Performance and Efficiency

Task Performance: AgentDropout demonstrated consistent performance improvements over baselines including single LLM inference, Chain-of-Thought (CoT), standard multi-round MAS (MAS_T), and AgentPrune (SOTA edge pruning method). With Llama3-8B, AgentDropout achieved an average performance gain of 1.14 points across benchmarks compared to AgentPrune. The method also improved performance stability, particularly with the smaller Llama3-8B model.
Token Consumption: Significant reductions in both prompt and completion tokens were observed. Compared to AgentPrune, AgentDropout achieved average reductions of 21.6% in prompt tokens and 18.4% in completion tokens. Specific figures for Llama3-8B (averaged across tasks) show AgentDropout using 3.3M prompt tokens and 839K completion tokens, compared to AgentPrune's 4.2M and 1.0M, respectively. Similar reductions were observed for larger models.

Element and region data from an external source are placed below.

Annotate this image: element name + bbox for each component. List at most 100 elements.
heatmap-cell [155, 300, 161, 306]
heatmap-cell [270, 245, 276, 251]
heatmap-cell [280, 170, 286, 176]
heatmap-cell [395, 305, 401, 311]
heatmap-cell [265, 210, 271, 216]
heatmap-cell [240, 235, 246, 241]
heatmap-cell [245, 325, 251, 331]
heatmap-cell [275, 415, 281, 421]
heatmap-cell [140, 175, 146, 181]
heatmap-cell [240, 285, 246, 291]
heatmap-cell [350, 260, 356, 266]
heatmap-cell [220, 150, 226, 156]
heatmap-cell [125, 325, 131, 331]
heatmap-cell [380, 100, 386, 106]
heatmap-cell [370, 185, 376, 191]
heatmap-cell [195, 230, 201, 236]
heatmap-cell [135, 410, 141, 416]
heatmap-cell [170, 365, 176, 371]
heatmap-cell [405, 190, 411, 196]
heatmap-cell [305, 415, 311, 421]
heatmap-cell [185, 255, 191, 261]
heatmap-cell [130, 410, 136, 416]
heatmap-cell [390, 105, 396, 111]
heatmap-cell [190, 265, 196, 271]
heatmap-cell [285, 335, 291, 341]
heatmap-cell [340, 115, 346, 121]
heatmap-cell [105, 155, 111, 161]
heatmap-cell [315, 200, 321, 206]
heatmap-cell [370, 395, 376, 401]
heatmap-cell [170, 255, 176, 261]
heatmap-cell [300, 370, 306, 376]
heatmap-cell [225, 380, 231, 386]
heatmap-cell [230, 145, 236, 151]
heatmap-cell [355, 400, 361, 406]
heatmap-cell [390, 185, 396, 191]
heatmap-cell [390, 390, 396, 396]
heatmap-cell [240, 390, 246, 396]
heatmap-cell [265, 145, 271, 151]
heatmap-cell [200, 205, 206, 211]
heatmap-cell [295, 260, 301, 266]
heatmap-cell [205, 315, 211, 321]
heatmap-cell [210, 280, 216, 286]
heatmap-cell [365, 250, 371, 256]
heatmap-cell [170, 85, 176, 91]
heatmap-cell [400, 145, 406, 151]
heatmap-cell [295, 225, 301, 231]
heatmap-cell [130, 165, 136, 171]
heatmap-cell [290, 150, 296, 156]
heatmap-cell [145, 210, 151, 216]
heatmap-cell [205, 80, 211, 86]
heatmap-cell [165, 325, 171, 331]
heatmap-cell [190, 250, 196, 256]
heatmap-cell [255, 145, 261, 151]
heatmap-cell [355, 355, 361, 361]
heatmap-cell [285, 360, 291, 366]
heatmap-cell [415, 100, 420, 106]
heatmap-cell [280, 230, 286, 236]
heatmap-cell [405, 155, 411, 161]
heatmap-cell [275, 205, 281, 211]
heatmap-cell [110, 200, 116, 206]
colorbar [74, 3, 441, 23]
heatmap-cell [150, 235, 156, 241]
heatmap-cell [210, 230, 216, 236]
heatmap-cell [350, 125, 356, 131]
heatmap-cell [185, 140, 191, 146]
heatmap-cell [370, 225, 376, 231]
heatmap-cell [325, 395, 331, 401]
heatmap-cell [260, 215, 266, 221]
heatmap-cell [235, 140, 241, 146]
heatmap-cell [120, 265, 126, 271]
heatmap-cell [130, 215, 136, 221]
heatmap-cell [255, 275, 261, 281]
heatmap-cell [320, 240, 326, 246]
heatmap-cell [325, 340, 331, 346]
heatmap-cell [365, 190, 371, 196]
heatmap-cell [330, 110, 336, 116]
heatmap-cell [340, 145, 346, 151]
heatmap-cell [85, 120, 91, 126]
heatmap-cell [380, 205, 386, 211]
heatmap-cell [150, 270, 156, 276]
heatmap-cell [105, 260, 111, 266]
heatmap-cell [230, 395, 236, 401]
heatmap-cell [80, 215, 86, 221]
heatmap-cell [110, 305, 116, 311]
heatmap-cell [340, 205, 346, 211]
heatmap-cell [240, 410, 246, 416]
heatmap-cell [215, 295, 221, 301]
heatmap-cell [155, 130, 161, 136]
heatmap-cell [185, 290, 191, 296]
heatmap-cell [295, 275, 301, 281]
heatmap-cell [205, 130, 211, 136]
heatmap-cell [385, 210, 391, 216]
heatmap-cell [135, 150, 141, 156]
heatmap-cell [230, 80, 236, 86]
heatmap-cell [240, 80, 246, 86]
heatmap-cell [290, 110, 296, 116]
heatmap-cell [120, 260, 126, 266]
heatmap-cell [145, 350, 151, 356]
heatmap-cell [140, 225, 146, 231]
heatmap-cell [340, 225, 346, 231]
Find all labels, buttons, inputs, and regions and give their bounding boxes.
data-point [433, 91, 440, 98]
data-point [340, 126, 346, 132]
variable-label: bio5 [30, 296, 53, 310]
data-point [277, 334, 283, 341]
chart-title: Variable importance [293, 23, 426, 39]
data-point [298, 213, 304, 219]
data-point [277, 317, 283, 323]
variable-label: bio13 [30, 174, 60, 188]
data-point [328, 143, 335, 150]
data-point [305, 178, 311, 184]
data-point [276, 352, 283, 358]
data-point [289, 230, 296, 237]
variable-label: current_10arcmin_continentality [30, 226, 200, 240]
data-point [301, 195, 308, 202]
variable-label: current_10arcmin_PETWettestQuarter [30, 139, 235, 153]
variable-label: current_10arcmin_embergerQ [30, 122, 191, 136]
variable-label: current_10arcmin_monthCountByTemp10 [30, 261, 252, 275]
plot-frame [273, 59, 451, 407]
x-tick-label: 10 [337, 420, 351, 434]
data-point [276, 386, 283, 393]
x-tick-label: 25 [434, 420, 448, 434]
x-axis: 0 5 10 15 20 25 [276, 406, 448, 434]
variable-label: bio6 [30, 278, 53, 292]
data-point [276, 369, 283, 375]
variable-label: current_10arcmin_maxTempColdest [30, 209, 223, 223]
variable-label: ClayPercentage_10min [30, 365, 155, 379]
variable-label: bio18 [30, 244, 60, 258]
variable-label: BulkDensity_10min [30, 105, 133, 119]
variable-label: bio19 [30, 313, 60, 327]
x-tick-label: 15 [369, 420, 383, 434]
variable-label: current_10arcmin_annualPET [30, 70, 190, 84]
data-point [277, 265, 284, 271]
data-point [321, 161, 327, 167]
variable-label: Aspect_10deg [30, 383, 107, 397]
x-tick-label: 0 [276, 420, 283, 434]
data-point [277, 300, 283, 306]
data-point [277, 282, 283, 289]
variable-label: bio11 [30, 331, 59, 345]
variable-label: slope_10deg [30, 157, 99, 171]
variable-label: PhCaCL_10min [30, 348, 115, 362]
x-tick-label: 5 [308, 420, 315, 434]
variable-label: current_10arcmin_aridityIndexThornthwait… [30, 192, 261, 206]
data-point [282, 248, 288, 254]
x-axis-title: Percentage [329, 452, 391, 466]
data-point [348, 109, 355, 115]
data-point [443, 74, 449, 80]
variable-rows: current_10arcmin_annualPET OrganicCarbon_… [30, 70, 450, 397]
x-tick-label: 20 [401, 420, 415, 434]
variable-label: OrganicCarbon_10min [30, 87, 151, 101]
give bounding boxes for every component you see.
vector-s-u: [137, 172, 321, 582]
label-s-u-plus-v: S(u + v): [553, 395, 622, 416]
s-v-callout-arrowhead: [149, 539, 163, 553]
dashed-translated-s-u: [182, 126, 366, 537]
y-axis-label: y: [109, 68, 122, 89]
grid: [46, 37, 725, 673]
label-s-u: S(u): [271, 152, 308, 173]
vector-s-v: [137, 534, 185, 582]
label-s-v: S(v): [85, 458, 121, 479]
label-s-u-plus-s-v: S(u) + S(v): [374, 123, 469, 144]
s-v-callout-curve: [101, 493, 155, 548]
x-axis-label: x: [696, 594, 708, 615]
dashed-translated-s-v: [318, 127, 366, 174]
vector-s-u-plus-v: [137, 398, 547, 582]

Robustness and Transferability

Structure Robustness: The effectiveness of AgentDropout was shown to be robust to variations in the initial communication graph structure (e.g., fully connected, layered, random). Optimized topologies derived from different initial structures yielded comparable performance and efficiency gains.
Domain Transferability: The communication topology learned by AgentDropout on one dataset (e.g., AQuA) exhibited strong transfer performance when applied to other datasets within the same domain (e.g., GSM8K, MultiArith, SVAMP). This suggests the learned pruning strategies capture generalizable collaborative patterns relevant to the task type (mathematical reasoning), reducing the need for extensive tuning on every new dataset.
Ablation Studies: Ablations confirmed the necessity of both Node Dropout and Edge Dropout stages. Applying only one stage resulted in inferior performance or efficiency compared to the full AgentDropout method. Furthermore, the learned dropout strategy significantly outperformed random node/edge dropout, validating the effectiveness of the optimization process.

In conclusion, AgentDropout presents a novel approach for optimizing LLM-based MAS by dynamically eliminating both redundant agents and communication links based on learned contributions across different stages of problem-solving. The method yields substantial improvements in token efficiency and notable gains in task performance, demonstrating robustness and transferability across tasks and initial structures. This technique offers a practical way to enhance the feasibility and effectiveness of multi-agent collaboration using LLMs.